5: Actions::Pulp3::Orchestration::Repository::RefreshRepos"

5: Actions::Pulp3::Orchestration::Repository::RefreshRepos (success) [ 13.40s / 13.40s ]
Queue: default

Started at: 2023-11-09 13:22:27 UTC

Ended at: 2023-11-09 13:22:40 UTC

Real time: 13.40s

Execution time (excluding suspended state): 13.40s

Input:

---
smart_proxy_id: 7
environment_id: 
content_view_id: 
repository_id: 33
remote_user: admin
remote_cp_user: admin
current_request_id: ba96c9e5-3a7f-4a6b-8fb8-fa883cf1448f
current_timezone: UTC
current_organization_id: 
current_location_id: 
current_user_id: 6
Output:

---
pulp_tasks:
- pulp_href: "/pulp/api/v3/tasks/fe333043-8ab1-4f80-b8bb-6879540b19a6/"
  pulp_created: '2023-11-09T13:22:39.062+00:00'
  state: completed
  name: pulpcore.app.tasks.base.general_update
  logging_cid: ba96c9e5-3a7f-4a6b-8fb8-fa883cf1448f
  started_at: '2023-11-09T13:22:39.110+00:00'
  finished_at: '2023-11-09T13:22:39.133+00:00'
  worker: "/pulp/api/v3/workers/e486bd25-9a8c-408b-b278-f1985a761625/"
  child_tasks: []
  progress_reports: []
  created_resources: []
  reserved_resources_record:
  - "/pulp/api/v3/remotes/rpm/rpm/fec7c69c-8bbd-4b52-9ab9-df39c16cbbfa/"
task_groups: []
Chunked output:

--- []

Also want to add that the setup for all proxies is to sync the “Lifecycle Environments” “Library” only.

Seeing this as well. The question is does the updated Pulp 3.39, that is in Foreman 3.9/Katello 4.11 fix this issue?

Unsure if this issue is really known at this point. Not really have the right skillset to debug this on my own. I can deliver any logs or perform tests. I do not have any “test” system either to validate if the new version would fix anything. Any release notes for Pulp 3.39 saying anything related?

If pulpcore 3.39 did fix this issue, then that would be a “happy accident”. AFAIK the Pulp team is not currently aware of any performance regressions in the versions that ship with Katello 4.10 (other than having been told about the existence of this thread).
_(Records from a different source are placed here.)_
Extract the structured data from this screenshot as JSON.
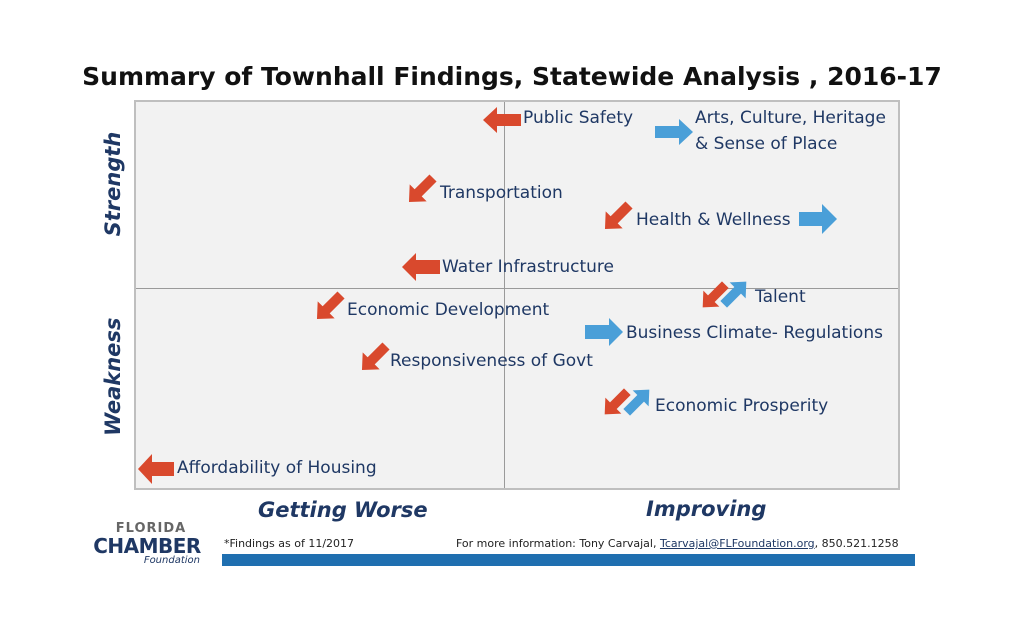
{
  "title": "Summary of Townhall Findings, Statewide Analysis , 2016-17",
  "axes": {
    "y_top": "Strength",
    "y_bottom": "Weakness",
    "x_left": "Getting Worse",
    "x_right": "Improving"
  },
  "items": {
    "public_safety": "Public Safety",
    "arts_line1": "Arts, Culture, Heritage",
    "arts_line2": "& Sense of Place",
    "transportation": "Transportation",
    "health": "Health & Wellness",
    "water": "Water Infrastructure",
    "talent": "Talent",
    "econ_dev": "Economic Development",
    "business": "Business Climate- Regulations",
    "responsiveness": "Responsiveness of Govt",
    "prosperity": "Economic Prosperity",
    "housing": "Affordability of Housing"
  },
  "colors": {
    "worse": "#d9492d",
    "improving": "#4a9fd8",
    "text": "#1f3864",
    "bar": "#1f6fb0"
  },
  "logo": {
    "line1": "FLORIDA",
    "line2": "CHAMBER",
    "line3": "Foundation"
  },
  "footer": {
    "footnote": "*Findings as of 11/2017",
    "contact_prefix": "For more information: Tony Carvajal, ",
    "contact_email": "Tcarvajal@FLFoundation.org",
    "contact_suffix": ", 850.521.1258"
  }
}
The last big performance issue from the other thread should be fixed in the Pulp versions that ship with Katello 4.10. As we learned from that issue, performance issues are sometimes dependent on the postgresql version used, and the Pulp team generally tests with a newer postgresql version than the one shipped on El8 (and by extension what is used by Foreman/Katello). As a result it is entirely possible that you have hit a performance issue that the Pulp team is not aware of from their own testing.

If you did want to dig through the Pulp release notes, see: Changelog — Pulp Project 3.44.0.dev documentation
Note that “Resolved a sync-time performance regression. #4591” is the fix that is already included with Katello 4.10.

Syncing one repository really shouldn’t be causing all repositories on the system to be refreshed, so this might be something looked into in Katello rather than Pulp.

If you sync a repo, for example, Katello is suppose to only interact with that one repo rather than all of them.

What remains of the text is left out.